September 2009

One crucial difference between pro and amateur boatbuilders:

The Winter Wren's skeg with helpful boulder

The Winter Wren's skeg with helpful boulder

A pro would not wander out and harvest a handy boulder to weight down a glued piece where a clamp wouldn’t fit. Or if he did, he wouldn’t post a picture of it on his website.

An amateur will improvise recklessly, even proudly, and admit to it all. In lieu of clamps I’ve deployed bungee cords, rubber bands, springy sticks propped against walls and ceilings, Zip-loc baggies of lead shot, and of course, boulders.

My operational philosophy,

A pro-built Winter Wren by designer/builder Sam Devlin

A pro-built Winter Wren by designer/builder Sam Devlin

in life and in boatbuilding: Whatever works is good.

This last month the big job was attaching the shoe keel and external stem, which together form an impact-absorbing strip along the centerline of the boat. The keel grows into a finlike skeg near the stern, which assists tracking. The boulder and clamps in the photo secured a quarter-inch-thick oak strip intended to be replaceable after it gets scraped and battered.

The stem is also decorative, as it defines the cut of the bow above the stem 9.1waterline. Since it had to be laminated in order to follow the bow’s curvature, I slipped in a couple of layers of pinkish khala mahogany among the white oak. It turned out nicely, although I’m a little worried about the fragility of the skinny part at the top end of the bow. It will eventually plug into a bowsprit, which may protect it from crunches.

The terrible problem was cutting and trimming the pieces to adjust to the continually changing curvature of the hull. I’ll spare the intimate details, but it required many cardboard templates, router, chisel, and three kinds of sanders.

I made it more, not less, difficult with what turned out to be a dumb idea. To increase the lever arm of the ballast, I wanted to get as much of the specified 685 pounds of lead ballast outside the hull, hanging below like in a full-keel sailboat. I drilled 30 one-inch holes in the 1.75-inch-deep shoe keel and poured them full of lead shot and epoxy. The holes accommodated a total of 7.5 pounds of lead—1.1% of the ballast. Very impressive effort.

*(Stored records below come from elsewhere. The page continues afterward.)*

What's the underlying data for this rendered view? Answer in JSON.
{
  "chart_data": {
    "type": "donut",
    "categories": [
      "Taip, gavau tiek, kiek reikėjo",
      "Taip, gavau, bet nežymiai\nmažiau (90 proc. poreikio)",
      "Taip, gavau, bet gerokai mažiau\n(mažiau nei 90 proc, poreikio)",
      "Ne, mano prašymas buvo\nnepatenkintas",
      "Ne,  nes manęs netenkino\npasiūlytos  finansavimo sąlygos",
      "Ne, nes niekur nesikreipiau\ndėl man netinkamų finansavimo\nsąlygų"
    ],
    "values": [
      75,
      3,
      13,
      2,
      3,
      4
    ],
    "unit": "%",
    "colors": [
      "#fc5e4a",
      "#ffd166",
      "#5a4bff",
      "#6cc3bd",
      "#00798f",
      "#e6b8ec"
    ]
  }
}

Professional boatbuilders, of course, execute dumb ideas, too, and they charge real money for them. Twice this summer I sailed a $200,000 French yacht that had the engine controls—throttle and shift—way down on the cockpit floor. You’re nervously guiding this costly monster into a crowded slip, and you have to keep looking away from where it’s going while you bend down to adjust the power.

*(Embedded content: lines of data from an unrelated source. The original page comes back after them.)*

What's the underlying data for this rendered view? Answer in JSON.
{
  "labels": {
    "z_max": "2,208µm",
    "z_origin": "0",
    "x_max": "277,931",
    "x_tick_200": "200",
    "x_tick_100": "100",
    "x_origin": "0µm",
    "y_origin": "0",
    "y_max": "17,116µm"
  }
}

During August I also finished fairing the outside of the hull—smoothing the surface in preparation for painting—and engaged another bout against that old latent demon, perfectionism.

The Winter Wren, ready to have her bottom painted

The Winter Wren, ready to have her bottom painted

Professional boatbuilders need to finish every visible square inch of a boat to a high standard; it’s evidence of a deeper attention to detail. And they know how to do it efficiently.

I know some amateurs who, though less efficient, hold themselves to the same standard. A mediocre square inch, even in a place that won’t ever be seen by anyone except mussels and salmon—the bottom of the hull—is a testament to their failed dedication. It’s practically a moral issue.

I was working long and hard, grinding away with sandpaper on the Winter Wren’s bottom, carefully surveying each section with fingertips, and despairing of ever finishing the damn boat, when I suddenly straightened up and said (almost out loud) “Hey! Do I want a usable sailboat or a bloody moral testament?”

At that, I gave myself permission to sand the bottom to a lousier level of imperfection than the topsides.

I explored this issue in The Year of the Boat, where among other reflections on perfectionism I quoted designer/builder Sam Devlin: “As you’ve learned, you can work on these things forever. There’s no end to how far you can take it. The place where we stop is the place where it’s better than what we did on the boat just before.”

This makes perfect sense for pro or amateur. And yes, this boat is—so far—better than the daysailer that came before it (named, affectionately, Far From Perfect).

For an amateur, whose time and boatbuilding chops are necessarily limited, a boat should not be seen as an avatar of one’s moral character, but simply a chart of personal growth in skill and values. For me, at least, that seems more realistic and manageable.

And it sure as hell relieves the pressure.